When I searched for articles discussing males with lower sex drives, I primarily found articles relating to erectile dysfunction. An actual physical problem. Again, I dare you. Research it. You’re going to find ten different ways to say erectile dysfunction without actually saying it. At least as represented by the articles written about men with lower sex drives, low libido always has to equal erectile dysfunction? Whereas all the articles with women having the lower sex drive mentioned, primarily, mental and pyschological issues.
If women don’t want sex, it’s mental, if men don’t want it, it’s physical. Very few exceptions. Who made this rule? And why is it that what’s being written out there about this issue perpetuating that?
Let’s use Romeo as an example. He has no physical issues. This man can get hard at the drop of a hat. He’s an instance where the pressures of life, usually work, weigh so heavily upon him that he can’t mentally change tracks to get on board.
The inverse, I have a few girl friends that have expressed true physical issues that make sex so uncomfortable that the idea of it has become anathema. They would love to have “normal” healthy sex drives, but are impaired physically to the point of turning them off of sex.

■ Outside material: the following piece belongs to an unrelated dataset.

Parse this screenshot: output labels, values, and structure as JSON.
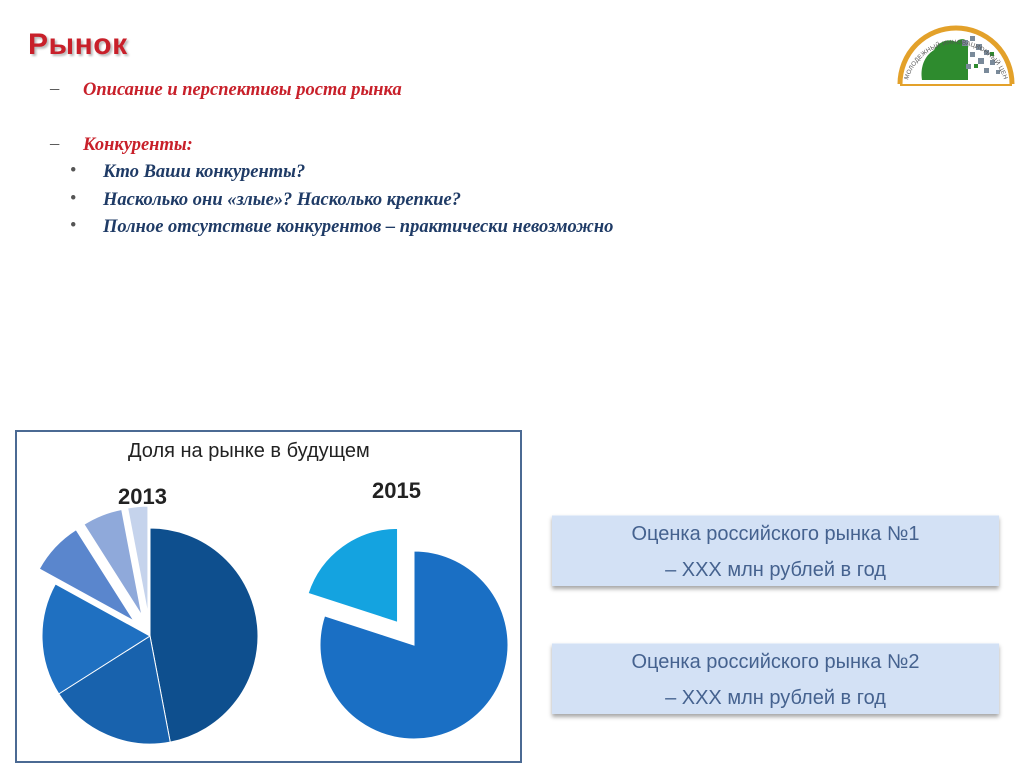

Okay, so that really leads us back to the beginning. What are you missing if your sex drive is at odds with your partner’s? For those of you with primarily physical issues, please consult a doctor. And those with mental. Let’s consider a few things. Sex with a partner isn’t just about sex. It’s about physical intimacy, bonding, vulnerability. All things that are key in successful relationships. So when you’re turning down sex, no matter how it’s done, you’re not giving your relationship the food it needs to grow. I get it, not everyone is in the mood for intercourse all the time. There are other ways to be intimate physically without going all the way. Discuss these potential concessions with your partner to figure out what works best for you. Don’t just take it off the table all together.